Although regardless of eco or fundamental data, the marquee event and the main market mover will be the anticipation of the FOMC decision. The key focus is on what Fed Chairman Ben Bernanke will say following the U.S. central bank’s June 18-19 meeting as expectations that the Fed will soon start tapering markets off its stimulus roiled global equities markets. The Fed will most likely hold rates and its current policy; markets will be looking for any indication of a plan to begin tapering, which will mean that Mr. Bernanke’s conference will be the highlight. The media conference will give Chair Bernanke an opportunity to better communicate the timing of how and when the Fed will begin stepping out of QE. It is encouraging that nonfarm payrolls have averaged just below 200k over the last 6‐months; however the month‐to‐month variance is signiﬁcant. This combined with inﬂation is likely to see a reiteration that the Fed will ﬂirt with stepping out of QE in the late fall; but leave the door open to stepping back in should the data weaken and highlight that a decrease in monthly buying still leaves policy as loose. The forecasts, which could include an improved outlook for employment, potentially oﬀset by a lower forecast for inﬂation will be a major focus.

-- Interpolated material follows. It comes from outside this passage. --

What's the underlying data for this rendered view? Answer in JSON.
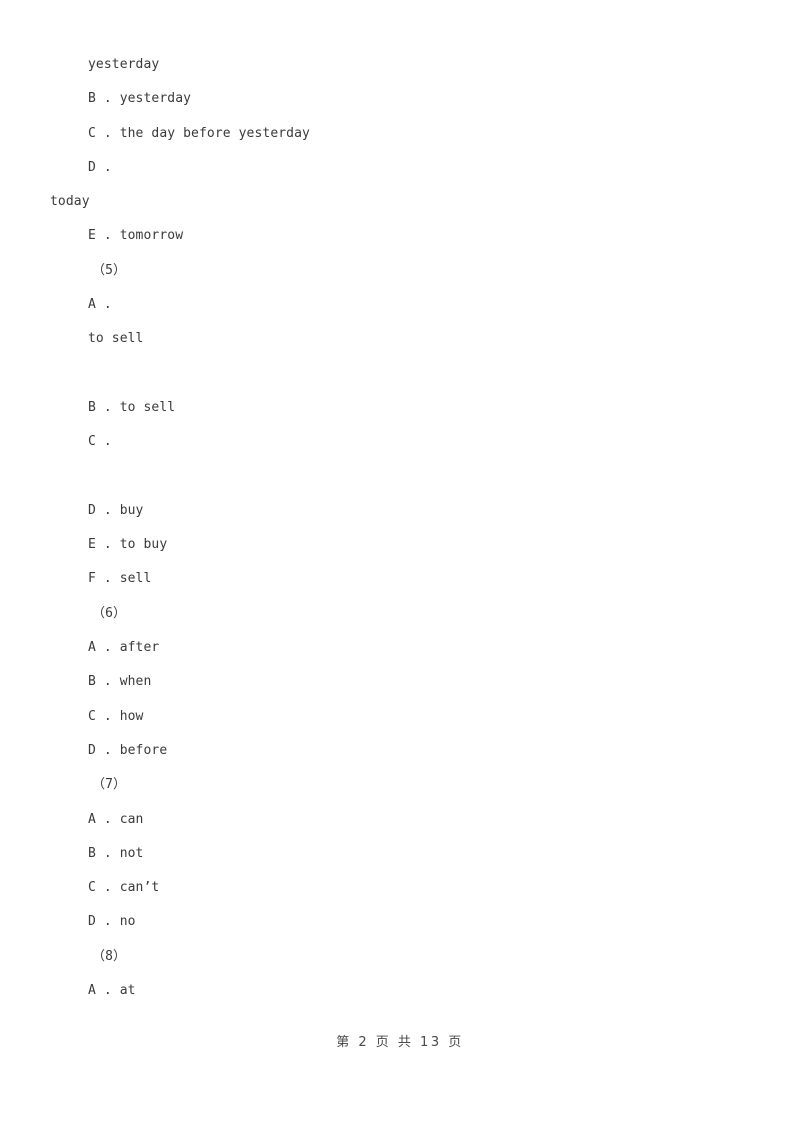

Traders can expect the euro to continue its positive trend against the dollar. European leaders will meet to discuss the record high unemployment and find the way to overcome this problem. This may create optimism in the market and may support the euro. Europe’s trade balance is expected to improve, backed by the slowdown in imports, comparatively higher than export trades. The euro-zone economic sentiment and Germany’s consumer confidence and current situation are likely to improve along with the PMI, backed by the improvement in investor’s sentiments.